Yani Komünizmi veya kapitalizmi, ABD’yi veya AB’yi ve diğer şer güçleri asıl tehdit ve tehlike görüp, bunların arkasındaki Siyonist Yahudi şebekesini hafife almak, insanları şirke ve şekavete sürüklemektedir.

9- Kâfir ve zalimlerin zahiri gücünden korkup cihadı terk etmek şirktir

“Onlar, kendilerine insanlar: ‘Size karşı insanlar topla(n)dılar, artık onlardan korkun’ dedikleri halde imanları artanlar ve: ‘Allah bize yeter, O ne güzel vekildir’ diyenlerdir.

İşte bu şeytan, ancak kendi dostlarını korkutur. Siz onlardan korkmayın, eğer mü’minlerseniz, Ben’den korkun.” (Al-i İmran: 173-175)

10- Allah’ın dışında ortak sevgiperestlik bağları edinmek şirktir (futbolcu, sanatçı gibi)

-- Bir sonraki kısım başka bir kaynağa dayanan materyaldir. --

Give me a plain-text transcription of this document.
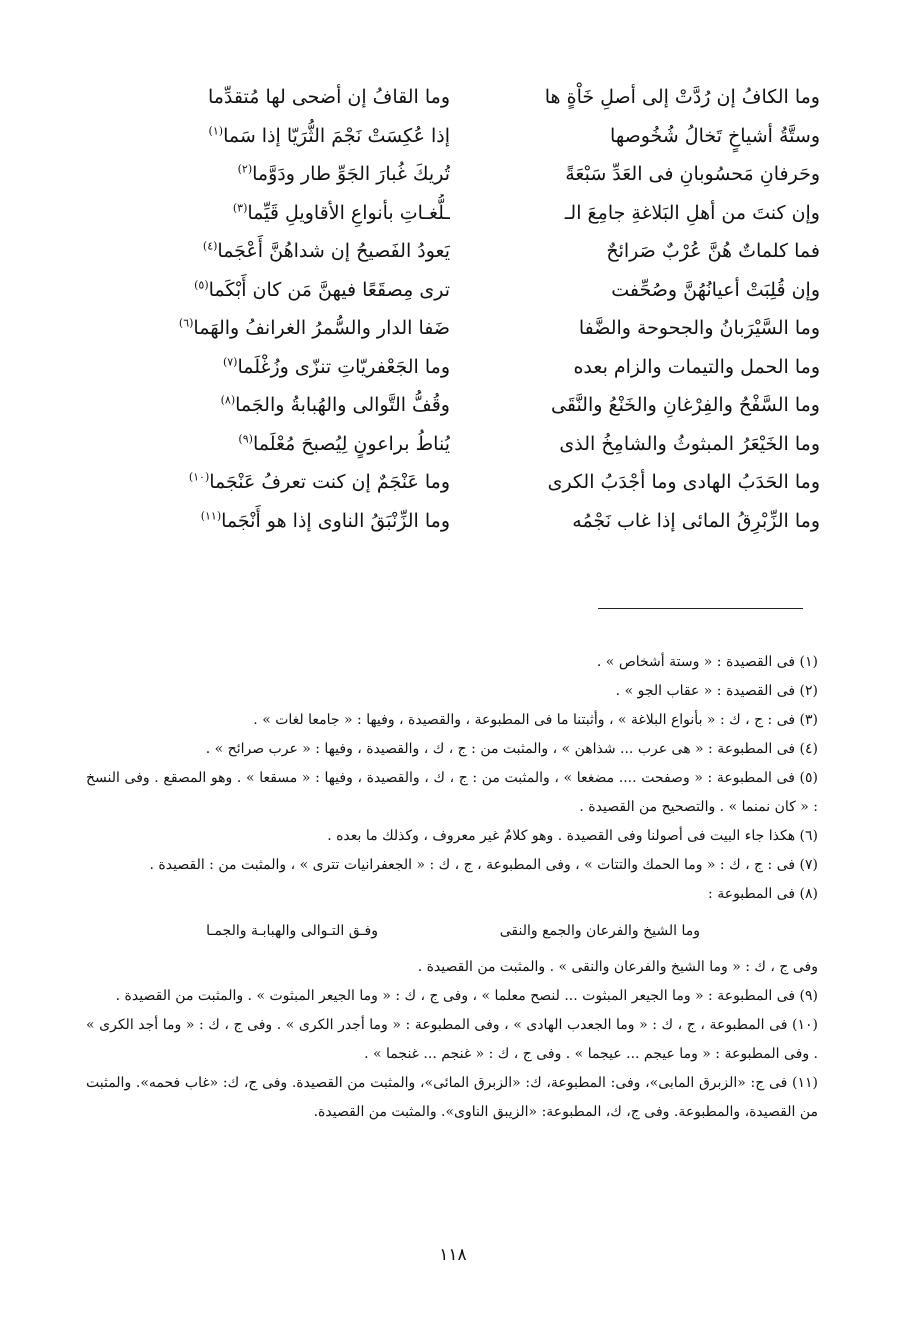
وما الكافُ إن رُدَّتْ إلى أصلِ خَاْةٍ ها
وستَّةُ أشياخٍ تَخالُ شُخُوصها
وحَرفانِ مَحسُوبانِ فى العَدِّ سَبْعَةً
وإن كنتَ من أهلِ البَلاغةِ جامِعَ الـ
فما كلماتٌ هُنَّ عُرْبٌ صَرائحٌ
وإن قُلِبَتْ أعيانُهُنَّ وصُحِّفت
وما السَّيْرَبانُ والجحوحة والضَّفا
وما الحمل والتيمات والزام بعده
وما السَّفْحُ والفِرْغانِ والخَنْعُ والنَّقَى
وما الخَيْعَرُ المبثوثُ والشامِخُ الذى
وما الحَدَبُ الهادى وما أجْدَبُ الكرى
وما الزِّبْرِقُ المائى إذا غاب نَجْمُه
وما القافُ إن أضحى لها مُتقدِّما
إذا عُكِسَتْ نَجْمَ الثُّرَيّا إذا سَما$^{(١)}$
تُريكَ غُبارَ الجَوِّ طار ودَوَّما$^{(٢)}$
ـلُّغـاتِ بأنواعِ الأقاويلِ قَيِّما$^{(٣)}$
يَعودُ الفَصيحُ إن شداهُنَّ أَعْجَما$^{(٤)}$
ترى مِصقَعًا فيهنَّ مَن كان أَبْكَما$^{(٥)}$
ضَفا الدار والسُّمرُ الغرانفُ والهَما$^{(٦)}$
وما الجَعْفريّاتِ تنزّى وزُغْلَما$^{(٧)}$
وقُفُّ التَّوالى والهُبابةُ والجَما$^{(٨)}$
يُناطُ براعونٍ لِيُصبحَ مُعْلَما$^{(٩)}$
وما عَنْجَمٌ إن كنت تعرفُ عَنْجَما$^{(١٠)}$
وما الزِّنْبَقُ الناوى إذا هو أَنْجَما$^{(١١)}$

(١) فى القصيدة : « وستة أشخاص » .

(٢) فى القصيدة : « عقاب الجو » .

(٣) فى : ج ، ك : « بأنواع البلاغة » ، وأثبتنا ما فى المطبوعة ، والقصيدة ، وفيها : « جامعا لغات » .

(٤) فى المطبوعة : « هى عرب ... شذاهن » ، والمثبت من : ج ، ك ، والقصيدة ، وفيها : « عرب صرائح » .

(٥) فى المطبوعة : « وصفحت .... مضغعا » ، والمثبت من : ج ، ك ، والقصيدة ، وفيها : « مسقعا » . وهو المصقع . وفى النسخ : « كان نمنما » . والتصحيح من القصيدة .

(٦) هكذا جاء البيت فى أصولنا وفى القصيدة . وهو كلامٌ غير معروف ، وكذلك ما بعده .

(٧) فى : ج ، ك : « وما الحمك والتتات » ، وفى المطبوعة ، ج ، ك : « الجعفرانيات تترى » ، والمثبت من : القصيدة .

(٨) فى المطبوعة :

وما الشيخ والفرعان والجمع والنقى
وفـق التـوالى والهبابـة والجمـا

وفى ج ، ك : « وما الشيخ والفرعان والنقى » . والمثبت من القصيدة .

(٩) فى المطبوعة : « وما الجيعر المبثوت ... لنصح معلما » ، وفى ج ، ك : « وما الجيعر المبثوت » . والمثبت من القصيدة .

(١٠) فى المطبوعة ، ج ، ك : « وما الجعدب الهادى » ، وفى المطبوعة : « وما أجدر الكرى » . وفى ج ، ك : « وما أجد الكرى » . وفى المطبوعة : « وما عيجم ... عيجما » . وفى ج ، ك : « غنجم ... غنجما » .

(١١) فى ج: «الزبرق المابى»، وفى: المطبوعة، ك: «الزبرق المائى»، والمثبت من القصيدة. وفى ج، ك: «غاب فحمه». والمثبت من القصيدة، والمطبوعة. وفى ج، ك، المطبوعة: «الزيبق الناوى». والمثبت من القصيدة.

١١٨
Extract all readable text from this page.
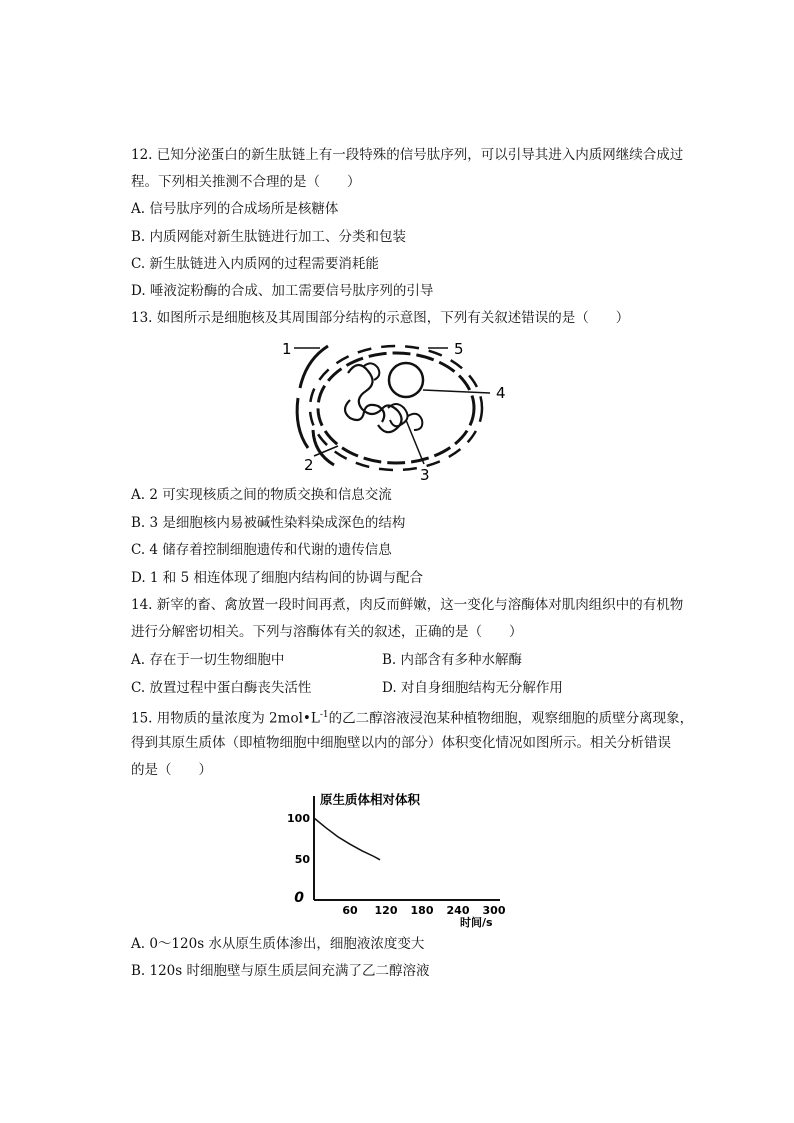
12. 已知分泌蛋白的新生肽链上有一段特殊的信号肽序列，可以引导其进入内质网继续合成过
程。下列相关推测不合理的是（　　）
A. 信号肽序列的合成场所是核糖体
B. 内质网能对新生肽链进行加工、分类和包装
C. 新生肽链进入内质网的过程需要消耗能
D. 唾液淀粉酶的合成、加工需要信号肽序列的引导
13. 如图所示是细胞核及其周围部分结构的示意图，下列有关叙述错误的是（　　）
1
2
3
4
5
A. 2 可实现核质之间的物质交换和信息交流
B. 3 是细胞核内易被碱性染料染成深色的结构
C. 4 储存着控制细胞遗传和代谢的遗传信息
D. 1 和 5 相连体现了细胞内结构间的协调与配合
14. 新宰的畜、禽放置一段时间再煮，肉反而鲜嫩，这一变化与溶酶体对肌肉组织中的有机物
进行分解密切相关。下列与溶酶体有关的叙述，正确的是（　　）
A. 存在于一切生物细胞中	B. 内部含有多种水解酶
C. 放置过程中蛋白酶丧失活性	D. 对自身细胞结构无分解作用
15. 用物质的量浓度为 $2mol•L^{-1}$的乙二醇溶液浸泡某种植物细胞，观察细胞的质壁分离现象，
得到其原生质体（即植物细胞中细胞壁以内的部分）体积变化情况如图所示。相关分析错误
的是（　　）
原生质体相对体积
60 120 180 240 300
0
50
100
时间/s
A. 0～120s 水从原生质体渗出，细胞液浓度变大
B. 120s 时细胞壁与原生质层间充满了乙二醇溶液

“(İbrahim) Dedi ki: ‘Siz gerçekten, Allah’ı bırakıp dünya hayatında aranızda bir sevgi-bağı olarak putları (ve tabulaştırdığınız şahısları ilahlar) edindiniz. Sonra kıyamet günü, kiminiz kiminizi inkâr edip-tanımayacak ve kiminiz kiminize lanet edeceksiniz. Barınma yeriniz ateştir ve hiç bir yardımcınız yoktur.’” (Ankebut: 25)

11- Riyakârlığı meslek edinmek şirktir

“De ki: ‘Şüphesiz ben, ancak sizin benzeriniz olan bir beşerim; yalnızca bana sizin ilahınızın tek bir ilah olduğu vahyolunuyor. Kim Rabbine kavuşmayı umuyorsa, artık salih bir amelde bulunsun ve Rabbine ibadette hiç kimseyi ortak tutmasın.’” (Kehf: 110) (İnsanlara gösteriş ve riyakârlık yapmasın)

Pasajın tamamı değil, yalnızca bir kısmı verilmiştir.